Originally published on September 13, 1999

KUBHLAI: Like me, he is markedly unimpressed with the intellectual sincerity of Man. Where he immediately impressed me was by identifying precisely that there is a distinct duality between *Worldview* (''weltanschauung'') and *Philosophy* or supposedly objective human reasonings in general. Now I have never clearly made this distinction between philosophizing and worldview—rather leaving it as an assumption I suppose, that thought (along with other attitudinal modes) is but the building bricks of the total Worldview. In Hulme however, they are at odds from the very start; philosophizing (by which is meant human thought and judgement in a wider sense) lays claim to the humanist value of ''Reason'', but all the while the Worldview, which is defined as the grand picture we have of where our "satisfaction" lies, is exerting a gravitational force tempting us to construct complex arguments which, by an amazing coincidence' as it were, arrive at a point which is ''satisfying'' , which provides an apparent justification for the often crude and simplistic desires which were there a priori.

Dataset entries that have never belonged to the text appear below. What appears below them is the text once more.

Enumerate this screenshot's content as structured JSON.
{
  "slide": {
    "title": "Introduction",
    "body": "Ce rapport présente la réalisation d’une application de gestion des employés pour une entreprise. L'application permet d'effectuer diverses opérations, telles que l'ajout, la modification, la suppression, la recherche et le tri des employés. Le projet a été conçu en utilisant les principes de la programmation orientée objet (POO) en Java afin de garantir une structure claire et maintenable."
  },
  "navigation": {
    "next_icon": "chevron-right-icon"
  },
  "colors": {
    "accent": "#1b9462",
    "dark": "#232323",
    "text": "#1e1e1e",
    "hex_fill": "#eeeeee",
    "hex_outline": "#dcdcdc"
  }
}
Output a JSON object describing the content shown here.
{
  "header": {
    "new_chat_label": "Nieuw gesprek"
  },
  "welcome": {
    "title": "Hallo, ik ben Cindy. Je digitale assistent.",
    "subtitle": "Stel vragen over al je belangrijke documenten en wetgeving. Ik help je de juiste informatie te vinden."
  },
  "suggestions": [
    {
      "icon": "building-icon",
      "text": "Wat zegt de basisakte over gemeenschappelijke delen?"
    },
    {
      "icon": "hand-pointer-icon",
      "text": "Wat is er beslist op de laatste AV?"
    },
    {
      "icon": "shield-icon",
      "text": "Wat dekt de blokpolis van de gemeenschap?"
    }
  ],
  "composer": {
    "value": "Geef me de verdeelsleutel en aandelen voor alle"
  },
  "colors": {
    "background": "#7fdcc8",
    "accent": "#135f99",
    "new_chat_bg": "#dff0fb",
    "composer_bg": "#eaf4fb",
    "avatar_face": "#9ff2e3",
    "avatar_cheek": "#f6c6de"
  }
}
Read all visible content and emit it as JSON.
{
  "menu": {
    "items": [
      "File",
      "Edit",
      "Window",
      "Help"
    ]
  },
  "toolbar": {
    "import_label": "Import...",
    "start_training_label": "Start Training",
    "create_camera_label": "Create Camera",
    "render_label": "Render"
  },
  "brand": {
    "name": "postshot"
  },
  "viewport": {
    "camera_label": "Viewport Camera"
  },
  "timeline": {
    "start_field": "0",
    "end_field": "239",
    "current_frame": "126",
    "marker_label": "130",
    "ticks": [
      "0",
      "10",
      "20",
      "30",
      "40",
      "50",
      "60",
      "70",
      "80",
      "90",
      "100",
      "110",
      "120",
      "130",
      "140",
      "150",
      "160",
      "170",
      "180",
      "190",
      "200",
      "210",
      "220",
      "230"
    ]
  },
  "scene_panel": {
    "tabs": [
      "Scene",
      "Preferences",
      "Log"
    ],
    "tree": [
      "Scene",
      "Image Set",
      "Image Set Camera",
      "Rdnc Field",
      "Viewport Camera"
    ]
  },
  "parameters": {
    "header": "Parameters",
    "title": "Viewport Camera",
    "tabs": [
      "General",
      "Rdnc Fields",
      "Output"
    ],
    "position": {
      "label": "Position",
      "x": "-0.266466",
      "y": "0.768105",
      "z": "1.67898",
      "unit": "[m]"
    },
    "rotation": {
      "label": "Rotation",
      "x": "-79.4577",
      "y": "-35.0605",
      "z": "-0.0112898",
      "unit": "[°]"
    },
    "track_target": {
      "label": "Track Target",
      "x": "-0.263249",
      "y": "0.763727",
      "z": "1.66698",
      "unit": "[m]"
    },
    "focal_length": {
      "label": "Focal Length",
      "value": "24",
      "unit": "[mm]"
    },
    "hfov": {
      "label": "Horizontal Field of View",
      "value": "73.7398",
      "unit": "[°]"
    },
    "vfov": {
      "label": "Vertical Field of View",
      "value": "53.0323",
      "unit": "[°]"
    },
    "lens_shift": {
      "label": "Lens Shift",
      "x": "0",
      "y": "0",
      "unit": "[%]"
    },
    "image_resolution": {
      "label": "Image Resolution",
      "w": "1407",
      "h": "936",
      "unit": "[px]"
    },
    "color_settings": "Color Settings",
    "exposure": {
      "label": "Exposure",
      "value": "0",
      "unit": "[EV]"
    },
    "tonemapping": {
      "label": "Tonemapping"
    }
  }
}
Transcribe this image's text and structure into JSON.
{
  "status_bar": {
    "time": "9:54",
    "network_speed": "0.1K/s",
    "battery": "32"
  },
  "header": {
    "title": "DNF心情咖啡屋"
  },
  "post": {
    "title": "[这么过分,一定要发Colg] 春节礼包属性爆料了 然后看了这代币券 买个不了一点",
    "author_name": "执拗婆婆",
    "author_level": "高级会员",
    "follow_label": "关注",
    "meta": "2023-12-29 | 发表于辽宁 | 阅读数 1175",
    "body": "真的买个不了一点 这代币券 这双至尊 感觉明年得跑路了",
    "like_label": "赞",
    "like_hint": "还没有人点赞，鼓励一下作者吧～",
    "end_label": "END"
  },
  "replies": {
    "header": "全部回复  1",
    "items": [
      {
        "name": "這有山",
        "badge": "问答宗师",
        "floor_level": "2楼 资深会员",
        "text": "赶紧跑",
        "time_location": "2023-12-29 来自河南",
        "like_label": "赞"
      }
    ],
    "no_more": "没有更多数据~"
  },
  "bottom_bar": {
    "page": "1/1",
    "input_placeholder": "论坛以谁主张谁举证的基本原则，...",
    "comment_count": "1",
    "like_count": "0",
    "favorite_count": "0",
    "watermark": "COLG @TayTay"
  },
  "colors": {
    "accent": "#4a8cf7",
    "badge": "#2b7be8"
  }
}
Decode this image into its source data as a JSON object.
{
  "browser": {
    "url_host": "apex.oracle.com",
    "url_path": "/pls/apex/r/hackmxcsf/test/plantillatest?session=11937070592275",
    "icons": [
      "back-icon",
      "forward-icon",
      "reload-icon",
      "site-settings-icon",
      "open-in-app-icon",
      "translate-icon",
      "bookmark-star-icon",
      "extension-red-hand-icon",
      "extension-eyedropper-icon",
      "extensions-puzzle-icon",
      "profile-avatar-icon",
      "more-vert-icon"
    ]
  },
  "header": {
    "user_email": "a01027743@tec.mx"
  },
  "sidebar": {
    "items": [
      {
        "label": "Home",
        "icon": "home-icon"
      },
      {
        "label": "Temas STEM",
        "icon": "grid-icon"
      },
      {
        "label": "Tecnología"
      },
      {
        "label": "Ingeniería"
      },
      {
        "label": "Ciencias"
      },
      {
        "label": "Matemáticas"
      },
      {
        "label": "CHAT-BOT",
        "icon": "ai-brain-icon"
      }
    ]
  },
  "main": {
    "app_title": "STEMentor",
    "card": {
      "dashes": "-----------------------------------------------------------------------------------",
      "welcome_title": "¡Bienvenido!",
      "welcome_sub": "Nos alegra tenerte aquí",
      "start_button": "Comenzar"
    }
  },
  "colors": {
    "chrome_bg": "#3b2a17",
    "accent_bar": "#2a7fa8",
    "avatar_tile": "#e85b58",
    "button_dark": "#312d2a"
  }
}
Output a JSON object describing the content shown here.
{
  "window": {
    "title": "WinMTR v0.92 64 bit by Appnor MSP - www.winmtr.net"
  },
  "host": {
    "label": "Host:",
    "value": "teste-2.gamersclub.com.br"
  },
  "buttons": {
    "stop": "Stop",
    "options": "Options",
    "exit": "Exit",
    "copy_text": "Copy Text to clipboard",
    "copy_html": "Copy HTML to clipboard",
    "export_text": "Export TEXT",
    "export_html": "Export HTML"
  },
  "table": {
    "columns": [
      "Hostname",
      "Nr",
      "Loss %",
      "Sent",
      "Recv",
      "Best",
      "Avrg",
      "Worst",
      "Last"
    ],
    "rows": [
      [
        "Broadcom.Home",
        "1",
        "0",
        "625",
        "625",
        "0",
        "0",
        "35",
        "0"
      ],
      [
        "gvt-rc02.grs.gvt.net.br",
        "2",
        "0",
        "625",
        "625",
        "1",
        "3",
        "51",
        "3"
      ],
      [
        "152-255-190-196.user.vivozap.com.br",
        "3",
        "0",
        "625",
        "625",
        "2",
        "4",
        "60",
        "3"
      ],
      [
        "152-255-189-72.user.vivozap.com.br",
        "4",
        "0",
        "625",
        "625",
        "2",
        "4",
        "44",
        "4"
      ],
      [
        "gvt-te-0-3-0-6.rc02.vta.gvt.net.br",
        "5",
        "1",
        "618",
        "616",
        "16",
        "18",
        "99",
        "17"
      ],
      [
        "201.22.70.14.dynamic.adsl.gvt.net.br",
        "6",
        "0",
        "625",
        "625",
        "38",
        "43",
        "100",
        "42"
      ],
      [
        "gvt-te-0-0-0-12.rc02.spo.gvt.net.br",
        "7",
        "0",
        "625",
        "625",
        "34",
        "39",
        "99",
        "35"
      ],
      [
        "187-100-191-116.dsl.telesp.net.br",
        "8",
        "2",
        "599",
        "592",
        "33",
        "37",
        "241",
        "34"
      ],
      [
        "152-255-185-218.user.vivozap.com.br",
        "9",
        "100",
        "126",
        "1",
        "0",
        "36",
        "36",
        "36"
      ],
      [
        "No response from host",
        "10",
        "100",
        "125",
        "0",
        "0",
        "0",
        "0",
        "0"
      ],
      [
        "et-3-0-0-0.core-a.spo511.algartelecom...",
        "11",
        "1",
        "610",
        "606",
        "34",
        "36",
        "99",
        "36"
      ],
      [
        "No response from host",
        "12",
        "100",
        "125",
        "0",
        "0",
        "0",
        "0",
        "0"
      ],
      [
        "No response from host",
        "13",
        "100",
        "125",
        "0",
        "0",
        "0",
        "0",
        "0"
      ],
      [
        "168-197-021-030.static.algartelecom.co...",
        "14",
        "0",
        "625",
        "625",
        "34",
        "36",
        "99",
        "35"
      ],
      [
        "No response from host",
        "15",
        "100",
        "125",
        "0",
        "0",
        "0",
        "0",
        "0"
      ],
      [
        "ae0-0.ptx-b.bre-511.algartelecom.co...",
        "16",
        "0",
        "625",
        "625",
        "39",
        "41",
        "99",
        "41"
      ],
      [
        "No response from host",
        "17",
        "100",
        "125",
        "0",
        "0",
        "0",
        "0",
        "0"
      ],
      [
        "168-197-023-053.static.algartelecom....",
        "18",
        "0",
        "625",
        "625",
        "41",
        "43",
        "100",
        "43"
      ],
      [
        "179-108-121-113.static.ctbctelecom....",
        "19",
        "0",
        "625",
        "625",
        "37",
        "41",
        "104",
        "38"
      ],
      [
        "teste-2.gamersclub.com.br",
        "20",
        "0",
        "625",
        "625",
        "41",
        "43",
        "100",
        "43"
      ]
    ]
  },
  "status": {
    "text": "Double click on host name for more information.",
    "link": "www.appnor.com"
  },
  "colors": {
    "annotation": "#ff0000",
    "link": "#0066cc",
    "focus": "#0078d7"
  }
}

GABRIEL: Here is an interesting piece I found somewhere under a napkin not of my own choosing, a piece quaintly reviewing Kundera's TESTMENTS BETRAYED: "Kafka, Stravinsky, Rushdie—the modern artist confuses and often outrages critics looking for the clarity of orthodoxy. Kundera, whose talents as a literary and music critic almost match his formidable gifts as a novelist, defends the artist against obtuse or perverse critics, disciples, and allies. Thus he rescues Kafka the artist from the embrace of disciples who want to remake him into a thinker. Likewise, he brings the genius of Stravinsky out from under the shadow of the misguided criticism of a close friend. Similarly, Kundera reclaims Rushdie's Satanic Verses as an imaginative work from progressive intellectuals who have never read it but have claimed it as a political symbol of the need for a free press. Discipleship, friendship, and comradeship can all turn into betrayal. Against such betrayal, Kundera insists upon the creative autonomy of the novelist and the composer, whose works live in an ambiguous sphere outside of all history except the capricious history of human creativity. Though he offers keen insights into music and literature, it is in his celebration of humor in the European novel that Kundera's genial brilliance burns most brightly."